Last week, Lilly filed a Notice of Arbitration as a next step in resolving an emerging legal issue in Canada: a needlessly complex process for keeping medicines on the market throughout their full patent life.
Our $500 million suit seeks to address the loss of revenue from the improper invalidation of patents for Zyprexa and Strattera - two of roughly 20 medicines that have been invalidated by the Canadian court system. We know there are a lot of perspectives about whether the lawsuit should have been filed. Here's ours:
As our general patent counsel, Doug Norman, said last week:
"Patent decisions in Canada over the last decade not only fly in the face of long-established international standards, but they're subjective and completely unpredictable. The standard seems to be that there is no standard. The NOA is the next natural step in Lilly's continuing efforts to address financial losses from improper invalidation of our Strattera and Zyprexa patents under Canada's 'promise utility doctrine.'
"The promise doctrine is a creation woven from federal court decisions made since 2005. It's impossible to know what specific "promise" can be implied from an application, and how much data are needed to support it. If this pattern persists, the already challenging business of medical innovation will become all the more difficult in Canada."
The so-called "promise doctrine" is the centerpiece of Canada's string of confounding patent decisions (while simultaneously creating an environment not found in other similarly developed countries). Here's what happens: an inventor must provide information describing the new invention when filing a patent application. The internationally accepted standard for patent protection is that the invention must be novel, not obvious, and "useful or capable of industrial application."

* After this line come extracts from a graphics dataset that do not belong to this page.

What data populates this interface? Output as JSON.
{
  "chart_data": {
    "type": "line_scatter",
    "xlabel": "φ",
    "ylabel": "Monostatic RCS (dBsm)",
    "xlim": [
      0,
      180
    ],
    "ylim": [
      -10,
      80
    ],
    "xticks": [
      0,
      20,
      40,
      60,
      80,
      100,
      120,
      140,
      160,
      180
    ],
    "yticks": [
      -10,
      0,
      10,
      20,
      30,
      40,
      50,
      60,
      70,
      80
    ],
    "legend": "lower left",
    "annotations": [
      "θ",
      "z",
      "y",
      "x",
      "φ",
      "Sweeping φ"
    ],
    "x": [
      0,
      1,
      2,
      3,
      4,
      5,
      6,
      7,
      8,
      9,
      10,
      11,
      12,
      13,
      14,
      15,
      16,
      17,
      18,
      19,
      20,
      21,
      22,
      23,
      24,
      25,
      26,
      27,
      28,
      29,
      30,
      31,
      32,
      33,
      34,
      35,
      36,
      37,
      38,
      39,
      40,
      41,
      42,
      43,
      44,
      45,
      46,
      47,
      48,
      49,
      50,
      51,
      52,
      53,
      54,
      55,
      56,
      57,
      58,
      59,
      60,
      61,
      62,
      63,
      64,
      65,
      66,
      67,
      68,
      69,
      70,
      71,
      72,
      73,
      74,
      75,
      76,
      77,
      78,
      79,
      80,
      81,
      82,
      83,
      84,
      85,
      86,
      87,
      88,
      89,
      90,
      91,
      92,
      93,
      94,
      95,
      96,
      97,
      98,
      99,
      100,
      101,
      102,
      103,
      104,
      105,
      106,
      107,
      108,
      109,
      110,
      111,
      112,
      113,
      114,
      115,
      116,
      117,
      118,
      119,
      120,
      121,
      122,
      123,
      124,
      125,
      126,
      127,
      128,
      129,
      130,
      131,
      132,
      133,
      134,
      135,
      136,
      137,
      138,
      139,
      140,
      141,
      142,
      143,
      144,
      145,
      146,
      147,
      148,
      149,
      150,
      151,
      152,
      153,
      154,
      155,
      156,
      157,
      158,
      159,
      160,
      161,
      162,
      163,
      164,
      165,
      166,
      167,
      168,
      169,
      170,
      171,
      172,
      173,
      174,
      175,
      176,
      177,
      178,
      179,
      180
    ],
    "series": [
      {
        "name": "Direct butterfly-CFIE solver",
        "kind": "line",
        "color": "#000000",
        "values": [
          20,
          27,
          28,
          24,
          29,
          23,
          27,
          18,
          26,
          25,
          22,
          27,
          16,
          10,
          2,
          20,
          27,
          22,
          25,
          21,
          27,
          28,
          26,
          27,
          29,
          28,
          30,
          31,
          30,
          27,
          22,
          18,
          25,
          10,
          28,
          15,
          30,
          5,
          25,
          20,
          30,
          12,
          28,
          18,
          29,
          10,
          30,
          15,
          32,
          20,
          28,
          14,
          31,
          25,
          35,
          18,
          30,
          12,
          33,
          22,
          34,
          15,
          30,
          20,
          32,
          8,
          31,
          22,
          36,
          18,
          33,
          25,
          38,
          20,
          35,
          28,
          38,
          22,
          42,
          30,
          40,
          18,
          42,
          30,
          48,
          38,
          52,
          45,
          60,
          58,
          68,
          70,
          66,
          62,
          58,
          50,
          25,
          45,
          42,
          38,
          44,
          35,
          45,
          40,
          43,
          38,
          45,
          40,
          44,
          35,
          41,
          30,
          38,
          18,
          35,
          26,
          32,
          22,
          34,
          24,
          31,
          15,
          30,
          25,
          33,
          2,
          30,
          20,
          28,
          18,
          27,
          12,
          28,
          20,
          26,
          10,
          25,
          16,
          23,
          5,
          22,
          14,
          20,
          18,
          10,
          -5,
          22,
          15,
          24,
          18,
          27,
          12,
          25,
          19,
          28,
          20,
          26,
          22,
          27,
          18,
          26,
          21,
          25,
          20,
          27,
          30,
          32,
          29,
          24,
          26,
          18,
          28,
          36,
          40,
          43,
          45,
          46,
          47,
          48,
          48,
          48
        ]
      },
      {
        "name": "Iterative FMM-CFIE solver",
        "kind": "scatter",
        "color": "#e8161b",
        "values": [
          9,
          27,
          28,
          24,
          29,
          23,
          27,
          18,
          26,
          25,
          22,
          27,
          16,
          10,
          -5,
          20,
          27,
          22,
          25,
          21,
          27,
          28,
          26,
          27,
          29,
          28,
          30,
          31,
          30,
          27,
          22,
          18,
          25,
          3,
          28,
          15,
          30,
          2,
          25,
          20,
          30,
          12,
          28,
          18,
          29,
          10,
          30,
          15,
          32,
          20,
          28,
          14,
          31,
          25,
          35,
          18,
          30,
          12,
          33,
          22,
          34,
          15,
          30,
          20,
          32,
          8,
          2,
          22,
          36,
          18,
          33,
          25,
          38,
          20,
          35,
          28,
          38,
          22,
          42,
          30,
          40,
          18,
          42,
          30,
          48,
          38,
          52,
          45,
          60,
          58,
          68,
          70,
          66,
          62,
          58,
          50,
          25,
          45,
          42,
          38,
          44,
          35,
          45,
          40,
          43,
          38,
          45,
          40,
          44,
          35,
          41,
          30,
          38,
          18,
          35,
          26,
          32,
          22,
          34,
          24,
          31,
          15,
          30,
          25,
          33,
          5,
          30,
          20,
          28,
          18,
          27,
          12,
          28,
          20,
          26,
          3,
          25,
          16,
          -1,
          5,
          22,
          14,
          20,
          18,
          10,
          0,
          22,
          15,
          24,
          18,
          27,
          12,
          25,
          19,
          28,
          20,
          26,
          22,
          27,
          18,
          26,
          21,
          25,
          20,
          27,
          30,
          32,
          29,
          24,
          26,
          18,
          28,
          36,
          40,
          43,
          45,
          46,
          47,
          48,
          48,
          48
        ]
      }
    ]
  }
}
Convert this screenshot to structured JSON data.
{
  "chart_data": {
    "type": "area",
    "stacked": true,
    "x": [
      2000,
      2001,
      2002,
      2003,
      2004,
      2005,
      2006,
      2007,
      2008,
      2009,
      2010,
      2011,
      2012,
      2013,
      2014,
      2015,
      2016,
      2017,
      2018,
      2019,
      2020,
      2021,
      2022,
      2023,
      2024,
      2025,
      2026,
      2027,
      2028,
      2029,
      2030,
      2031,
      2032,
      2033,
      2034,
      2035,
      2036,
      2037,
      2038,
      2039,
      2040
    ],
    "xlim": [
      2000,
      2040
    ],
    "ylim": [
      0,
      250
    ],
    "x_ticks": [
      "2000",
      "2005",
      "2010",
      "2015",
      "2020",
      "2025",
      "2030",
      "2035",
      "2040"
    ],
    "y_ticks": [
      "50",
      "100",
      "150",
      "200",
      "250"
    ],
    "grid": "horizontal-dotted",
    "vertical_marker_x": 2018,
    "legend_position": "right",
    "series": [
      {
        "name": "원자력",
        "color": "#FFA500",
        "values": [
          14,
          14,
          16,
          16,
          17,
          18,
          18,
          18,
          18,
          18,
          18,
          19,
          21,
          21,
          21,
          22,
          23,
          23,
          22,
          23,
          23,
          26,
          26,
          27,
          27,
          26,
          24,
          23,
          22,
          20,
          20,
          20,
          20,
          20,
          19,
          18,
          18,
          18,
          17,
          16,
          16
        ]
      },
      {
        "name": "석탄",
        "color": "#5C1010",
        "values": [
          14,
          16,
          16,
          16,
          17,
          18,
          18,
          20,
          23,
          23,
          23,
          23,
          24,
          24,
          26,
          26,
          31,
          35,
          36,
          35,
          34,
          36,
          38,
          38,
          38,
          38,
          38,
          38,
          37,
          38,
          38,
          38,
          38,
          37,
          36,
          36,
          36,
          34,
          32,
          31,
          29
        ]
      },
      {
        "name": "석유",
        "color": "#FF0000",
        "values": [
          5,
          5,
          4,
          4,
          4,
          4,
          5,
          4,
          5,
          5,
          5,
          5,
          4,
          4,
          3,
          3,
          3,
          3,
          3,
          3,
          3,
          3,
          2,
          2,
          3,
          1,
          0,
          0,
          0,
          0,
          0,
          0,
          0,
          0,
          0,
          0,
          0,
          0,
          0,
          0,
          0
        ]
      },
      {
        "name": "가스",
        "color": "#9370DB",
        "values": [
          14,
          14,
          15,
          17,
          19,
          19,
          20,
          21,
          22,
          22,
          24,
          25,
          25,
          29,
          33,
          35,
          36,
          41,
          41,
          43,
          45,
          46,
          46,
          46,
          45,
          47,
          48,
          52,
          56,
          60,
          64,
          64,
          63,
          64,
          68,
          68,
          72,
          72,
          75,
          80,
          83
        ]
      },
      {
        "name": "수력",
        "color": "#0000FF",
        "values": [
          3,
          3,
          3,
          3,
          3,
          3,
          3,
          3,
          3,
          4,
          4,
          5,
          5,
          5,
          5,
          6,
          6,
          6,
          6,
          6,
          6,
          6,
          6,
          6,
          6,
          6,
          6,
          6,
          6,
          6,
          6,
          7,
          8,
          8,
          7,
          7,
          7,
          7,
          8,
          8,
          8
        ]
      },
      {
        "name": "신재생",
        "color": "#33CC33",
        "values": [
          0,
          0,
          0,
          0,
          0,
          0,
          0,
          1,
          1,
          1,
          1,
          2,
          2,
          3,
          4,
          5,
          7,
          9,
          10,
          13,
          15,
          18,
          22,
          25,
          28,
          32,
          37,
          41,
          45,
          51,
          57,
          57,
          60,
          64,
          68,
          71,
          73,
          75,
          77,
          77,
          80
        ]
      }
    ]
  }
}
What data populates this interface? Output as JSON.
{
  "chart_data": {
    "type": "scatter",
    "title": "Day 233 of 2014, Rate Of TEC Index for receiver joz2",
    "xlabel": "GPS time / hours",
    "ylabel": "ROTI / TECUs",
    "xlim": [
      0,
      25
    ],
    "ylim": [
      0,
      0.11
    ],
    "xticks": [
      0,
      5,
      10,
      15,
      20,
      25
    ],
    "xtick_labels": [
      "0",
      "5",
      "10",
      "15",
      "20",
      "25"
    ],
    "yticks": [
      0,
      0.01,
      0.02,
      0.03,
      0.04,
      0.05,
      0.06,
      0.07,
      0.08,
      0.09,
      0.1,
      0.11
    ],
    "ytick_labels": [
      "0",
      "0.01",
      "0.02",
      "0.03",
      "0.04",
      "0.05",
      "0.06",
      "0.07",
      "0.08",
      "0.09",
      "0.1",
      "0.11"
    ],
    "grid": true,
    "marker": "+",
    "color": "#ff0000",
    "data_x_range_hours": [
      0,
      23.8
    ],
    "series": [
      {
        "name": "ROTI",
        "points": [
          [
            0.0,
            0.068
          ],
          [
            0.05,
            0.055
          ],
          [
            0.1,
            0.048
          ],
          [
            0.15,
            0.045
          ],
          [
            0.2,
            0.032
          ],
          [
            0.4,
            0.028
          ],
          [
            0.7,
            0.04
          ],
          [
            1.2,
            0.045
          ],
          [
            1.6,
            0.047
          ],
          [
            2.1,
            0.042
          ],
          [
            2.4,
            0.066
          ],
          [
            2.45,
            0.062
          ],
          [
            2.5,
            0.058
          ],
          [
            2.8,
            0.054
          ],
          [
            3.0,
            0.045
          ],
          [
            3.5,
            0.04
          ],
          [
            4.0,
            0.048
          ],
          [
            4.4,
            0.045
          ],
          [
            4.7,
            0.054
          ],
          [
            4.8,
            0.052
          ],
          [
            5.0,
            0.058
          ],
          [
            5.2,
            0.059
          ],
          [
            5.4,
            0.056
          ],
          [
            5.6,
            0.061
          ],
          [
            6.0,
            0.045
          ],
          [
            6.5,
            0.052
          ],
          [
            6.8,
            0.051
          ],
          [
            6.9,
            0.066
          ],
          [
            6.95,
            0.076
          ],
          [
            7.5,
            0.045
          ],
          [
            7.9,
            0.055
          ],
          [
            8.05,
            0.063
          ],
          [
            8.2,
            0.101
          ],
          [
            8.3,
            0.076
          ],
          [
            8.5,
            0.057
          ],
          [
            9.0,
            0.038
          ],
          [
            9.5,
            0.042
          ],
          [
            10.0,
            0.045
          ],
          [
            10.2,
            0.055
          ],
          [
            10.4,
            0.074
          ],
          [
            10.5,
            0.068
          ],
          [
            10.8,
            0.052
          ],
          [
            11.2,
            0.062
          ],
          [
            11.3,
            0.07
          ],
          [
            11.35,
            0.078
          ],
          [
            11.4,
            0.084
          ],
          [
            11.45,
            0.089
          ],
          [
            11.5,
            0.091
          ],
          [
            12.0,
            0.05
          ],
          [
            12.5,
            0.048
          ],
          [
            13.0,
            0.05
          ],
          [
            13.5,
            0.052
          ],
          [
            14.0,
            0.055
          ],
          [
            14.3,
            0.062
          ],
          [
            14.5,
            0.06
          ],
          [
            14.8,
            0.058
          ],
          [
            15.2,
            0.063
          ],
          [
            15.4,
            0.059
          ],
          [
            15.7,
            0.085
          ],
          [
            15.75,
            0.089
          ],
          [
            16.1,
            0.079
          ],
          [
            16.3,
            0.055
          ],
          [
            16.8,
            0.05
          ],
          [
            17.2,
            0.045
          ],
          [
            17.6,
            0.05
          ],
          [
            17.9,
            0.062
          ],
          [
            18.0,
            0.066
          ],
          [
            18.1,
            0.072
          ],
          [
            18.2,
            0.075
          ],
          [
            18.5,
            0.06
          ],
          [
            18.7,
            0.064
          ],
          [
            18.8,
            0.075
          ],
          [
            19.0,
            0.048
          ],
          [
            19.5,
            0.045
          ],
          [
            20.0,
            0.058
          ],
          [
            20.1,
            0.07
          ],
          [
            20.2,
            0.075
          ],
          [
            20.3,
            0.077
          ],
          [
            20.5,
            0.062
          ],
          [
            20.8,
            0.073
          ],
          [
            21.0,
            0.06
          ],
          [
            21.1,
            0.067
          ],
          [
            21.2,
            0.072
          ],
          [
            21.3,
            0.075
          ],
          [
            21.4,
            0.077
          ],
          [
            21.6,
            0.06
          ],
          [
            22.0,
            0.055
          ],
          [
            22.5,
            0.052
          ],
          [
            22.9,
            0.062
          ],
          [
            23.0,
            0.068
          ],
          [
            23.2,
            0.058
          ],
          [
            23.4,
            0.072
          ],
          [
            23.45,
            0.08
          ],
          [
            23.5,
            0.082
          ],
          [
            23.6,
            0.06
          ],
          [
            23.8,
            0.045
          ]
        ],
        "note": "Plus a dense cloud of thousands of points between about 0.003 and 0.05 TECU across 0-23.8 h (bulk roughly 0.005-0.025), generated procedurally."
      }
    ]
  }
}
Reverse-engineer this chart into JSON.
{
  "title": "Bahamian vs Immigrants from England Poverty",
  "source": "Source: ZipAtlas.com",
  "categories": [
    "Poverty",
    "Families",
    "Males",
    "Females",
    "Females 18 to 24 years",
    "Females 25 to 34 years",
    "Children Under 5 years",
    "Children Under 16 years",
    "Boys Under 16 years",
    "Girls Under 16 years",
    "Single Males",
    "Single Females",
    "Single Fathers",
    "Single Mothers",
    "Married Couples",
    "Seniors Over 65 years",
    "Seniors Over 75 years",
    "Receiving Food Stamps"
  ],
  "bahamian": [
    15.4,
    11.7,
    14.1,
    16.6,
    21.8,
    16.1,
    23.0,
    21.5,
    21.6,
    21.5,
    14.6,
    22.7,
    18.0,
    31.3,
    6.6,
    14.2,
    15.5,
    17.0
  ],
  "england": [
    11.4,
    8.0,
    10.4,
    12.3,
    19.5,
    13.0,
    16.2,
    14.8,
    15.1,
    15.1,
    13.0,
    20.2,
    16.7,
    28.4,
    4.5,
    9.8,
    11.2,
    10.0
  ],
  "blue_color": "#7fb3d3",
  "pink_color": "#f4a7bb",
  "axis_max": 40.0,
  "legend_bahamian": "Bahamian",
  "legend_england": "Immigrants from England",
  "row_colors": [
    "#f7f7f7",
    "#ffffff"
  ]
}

But Canadian judges since have strayed from this standard -- instead assessing the utility of a patent by referencing a so-called "promise." To gain a patent in Canada, the inventor must "soundly predict" how that invention will be used (with all content in the original application used to imply a "promise" of that invention). According to Canadian judges, if the specific promise is not fulfilled, the patent is not useful.
The bottom line: biopharmaceutical companies face a real-time catch-22 (and a bar that's almost impossible to meet). A company can prove an invention is new by patenting it without Phase II data -- but that opens the new product up to challenges for lacking utility. Or, the company can meet the utility requirement by conducting Phase II human clinical trials before seeking the new patent, but this can prevent the patent from being granted because the invention will no longer be new.
It's an irony that ultimately cripples medical innovation. There's no realistic way to satisfy both these needs in the patent application process -- setting up new treatments for relatively short lives on the Canadian market. And while we believe patients have a right to generic alternatives once patent protection has run its course, we don't believe an overly complex system -- in fact, an unfair system -- is the right path forward.